Credit: Pete Souza, Public domain, via Wikimedia Commons.

‘A paradise within thee, happier far’

I used to make a lot of jokes about Bobby Jindal because his legal name is Piyush, but he goes by his home name, Bobby, in public.

In Indian families, you have a nickname and within your natal family, nobody really calls you anything else. It’s a very personal and very private thing: my maternal grandparents would never refer to Baba by his home name, and I would find it bizarre if my parents called me “Milan” in private. I always thought it was borderline insane that Jindal went by his home name in public. I thought he was trying too hard to seem white.

When I heard about the very fair-skinned portrait of himself that he had in his office as governor of Louisiana, my first thought was “who do you think you’re fooling, man?” I felt similarly about Nikki Haley, who I thought also tried too hard to pass based on her complexion, her married surname, and the fact that she goes by her middle name rather than her first name, Nimrata. I thought that both she and Jindal were doing too much by converting and being so publicly Christian. It made me angry because I felt like they were trying to hide something that shouldn’t have to be hidden.

But the other night I went down a rabbit hole and ended up on Jindal’s Wikipedia page. And as I read the “Early life and education” section, I cried.

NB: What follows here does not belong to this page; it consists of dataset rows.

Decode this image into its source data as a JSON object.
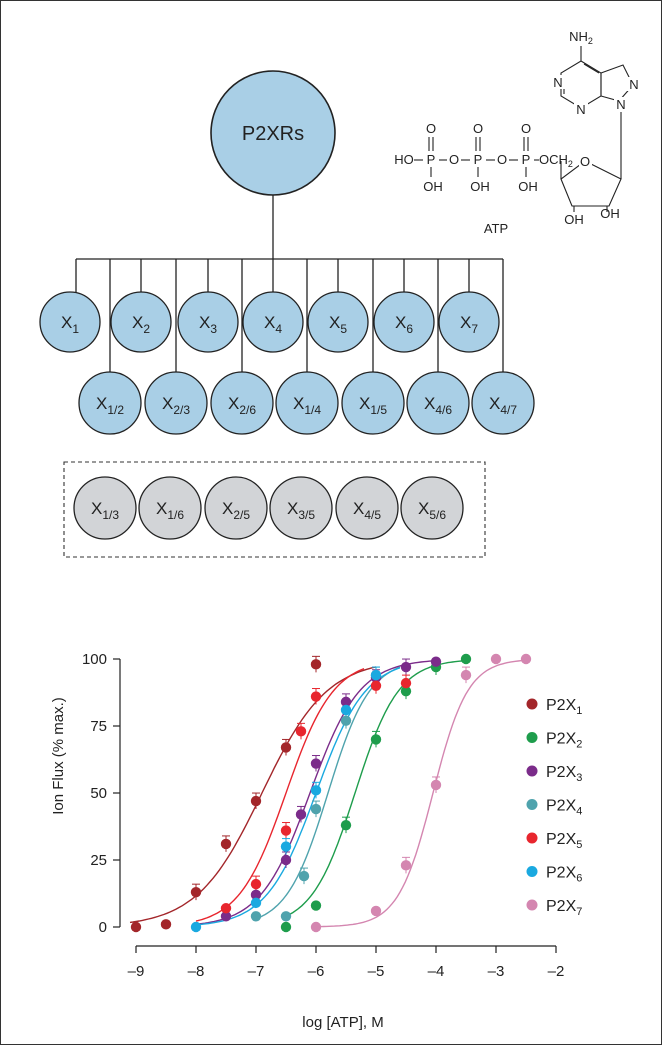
{
  "diagram": {
    "root_label": "P2XRs",
    "homomeric": [
      {
        "base": "X",
        "sub": "1"
      },
      {
        "base": "X",
        "sub": "2"
      },
      {
        "base": "X",
        "sub": "3"
      },
      {
        "base": "X",
        "sub": "4"
      },
      {
        "base": "X",
        "sub": "5"
      },
      {
        "base": "X",
        "sub": "6"
      },
      {
        "base": "X",
        "sub": "7"
      }
    ],
    "heteromeric": [
      {
        "base": "X",
        "sub": "1/2"
      },
      {
        "base": "X",
        "sub": "2/3"
      },
      {
        "base": "X",
        "sub": "2/6"
      },
      {
        "base": "X",
        "sub": "1/4"
      },
      {
        "base": "X",
        "sub": "1/5"
      },
      {
        "base": "X",
        "sub": "4/6"
      },
      {
        "base": "X",
        "sub": "4/7"
      }
    ],
    "putative": [
      {
        "base": "X",
        "sub": "1/3"
      },
      {
        "base": "X",
        "sub": "1/6"
      },
      {
        "base": "X",
        "sub": "2/5"
      },
      {
        "base": "X",
        "sub": "3/5"
      },
      {
        "base": "X",
        "sub": "4/5"
      },
      {
        "base": "X",
        "sub": "5/6"
      }
    ]
  },
  "atp_structure": {
    "caption": "ATP",
    "nh2": "NH",
    "nh2_sub": "2",
    "n": "N",
    "o": "O",
    "p": "P",
    "oh": "OH",
    "ho": "HO",
    "och": "OCH",
    "och_sub": "2"
  },
  "chart_data": {
    "type": "scatter",
    "xlabel": "log [ATP], M",
    "ylabel": "Ion Flux (% max.)",
    "xlim": [
      -9,
      -2
    ],
    "ylim": [
      0,
      100
    ],
    "xticks": [
      -9,
      -8,
      -7,
      -6,
      -5,
      -4,
      -3,
      -2
    ],
    "yticks": [
      0,
      25,
      50,
      75,
      100
    ],
    "xtick_labels": [
      "–9",
      "–8",
      "–7",
      "–6",
      "–5",
      "–4",
      "–3",
      "–2"
    ],
    "ytick_labels": [
      "0",
      "25",
      "50",
      "75",
      "100"
    ],
    "legend_position": "right",
    "series": [
      {
        "name": "P2X",
        "sub": "1",
        "color": "#a3262a",
        "points": [
          [
            -9,
            0
          ],
          [
            -8.5,
            1
          ],
          [
            -8,
            13
          ],
          [
            -7.5,
            31
          ],
          [
            -7,
            47
          ],
          [
            -6.5,
            67
          ],
          [
            -6,
            98
          ]
        ],
        "curve": {
          "ec50": -6.9,
          "hill": 0.8,
          "x0": -9.1,
          "x1": -5
        }
      },
      {
        "name": "P2X",
        "sub": "2",
        "color": "#1e9d4c",
        "points": [
          [
            -6.5,
            0
          ],
          [
            -6,
            8
          ],
          [
            -5.5,
            38
          ],
          [
            -5,
            70
          ],
          [
            -4.5,
            88
          ],
          [
            -4,
            97
          ],
          [
            -3.5,
            100
          ]
        ],
        "curve": {
          "ec50": -5.35,
          "hill": 1.2,
          "x0": -6.5,
          "x1": -3.5
        }
      },
      {
        "name": "P2X",
        "sub": "3",
        "color": "#7b2c8a",
        "points": [
          [
            -7.5,
            4
          ],
          [
            -7,
            12
          ],
          [
            -6.5,
            25
          ],
          [
            -6.25,
            42
          ],
          [
            -6,
            61
          ],
          [
            -5.5,
            84
          ],
          [
            -5,
            93
          ],
          [
            -4.5,
            97
          ],
          [
            -4,
            99
          ]
        ],
        "curve": {
          "ec50": -6.1,
          "hill": 1.05,
          "x0": -8,
          "x1": -4
        }
      },
      {
        "name": "P2X",
        "sub": "4",
        "color": "#4fa3ad",
        "points": [
          [
            -7,
            4
          ],
          [
            -6.5,
            4
          ],
          [
            -6.2,
            19
          ],
          [
            -6,
            44
          ],
          [
            -5.5,
            77
          ],
          [
            -5,
            94
          ]
        ],
        "curve": {
          "ec50": -5.8,
          "hill": 1.25,
          "x0": -7,
          "x1": -4.6
        }
      },
      {
        "name": "P2X",
        "sub": "5",
        "color": "#e8262e",
        "points": [
          [
            -7.5,
            7
          ],
          [
            -7,
            16
          ],
          [
            -6.5,
            36
          ],
          [
            -6.25,
            73
          ],
          [
            -6,
            86
          ],
          [
            -5,
            90
          ],
          [
            -4.5,
            91
          ]
        ],
        "curve": {
          "ec50": -6.5,
          "hill": 1.1,
          "x0": -8,
          "x1": -5.2
        }
      },
      {
        "name": "P2X",
        "sub": "6",
        "color": "#1aa9e0",
        "points": [
          [
            -8,
            0
          ],
          [
            -7,
            9
          ],
          [
            -6.5,
            30
          ],
          [
            -6,
            51
          ],
          [
            -5.5,
            81
          ],
          [
            -5,
            94
          ]
        ],
        "curve": {
          "ec50": -6.0,
          "hill": 1.05,
          "x0": -8,
          "x1": -4.6
        }
      },
      {
        "name": "P2X",
        "sub": "7",
        "color": "#d486b0",
        "points": [
          [
            -6,
            0
          ],
          [
            -5,
            6
          ],
          [
            -4.5,
            23
          ],
          [
            -4,
            53
          ],
          [
            -3.5,
            94
          ],
          [
            -3,
            100
          ],
          [
            -2.5,
            100
          ]
        ],
        "curve": {
          "ec50": -4.05,
          "hill": 1.5,
          "x0": -6,
          "x1": -2.5
        }
      }
    ]
  }
}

Credit: Nikki Haley @NikkiHaley/Twitter.

Baba has told me how hard it was for him to grow up as a short, skinny brown Sikh boy who wore a patka in Youngstown, Ohio in the 80s. How much he got picked on and bullied. I grew up in Cambridge, Massachusetts, and I still felt the pressure to “act white” and try to fit in. Even in my first year of college, I let my literature professor mispronounce my name for the whole semester because I was too scared to correct him. I can’t imagine what it must’ve been like to grow up as a Hindu boy in the Deep South. I can’t look at myself in the mirror and honestly say that I would’ve done any differently than Jindal if I had been in his shoes.

I disagree with Jindal and Haley on most policy issues. I agree more with Kamala Harris, but I understand why she’s publicly perceived as a Black woman more than an Indian woman. I really disagree with Vivek Ramaswamy. But it makes me happy that he’s running as Vivek and not Victor. That he’s a Hindu, even if he doesn’t talk about it much. That even though I think he’s an extremist nut, he’s not hiding who he is as an Indian man. Unlike Haley, he can’t – he’s not light-skinned enough to pass as white. I’m not either. I used to wish I could. I don’t anymore. And it makes me so happy that my kids will grow up and see people who look like them in the public sphere. I hope it will be easier for them to love themselves for who they are than it was for me to learn to.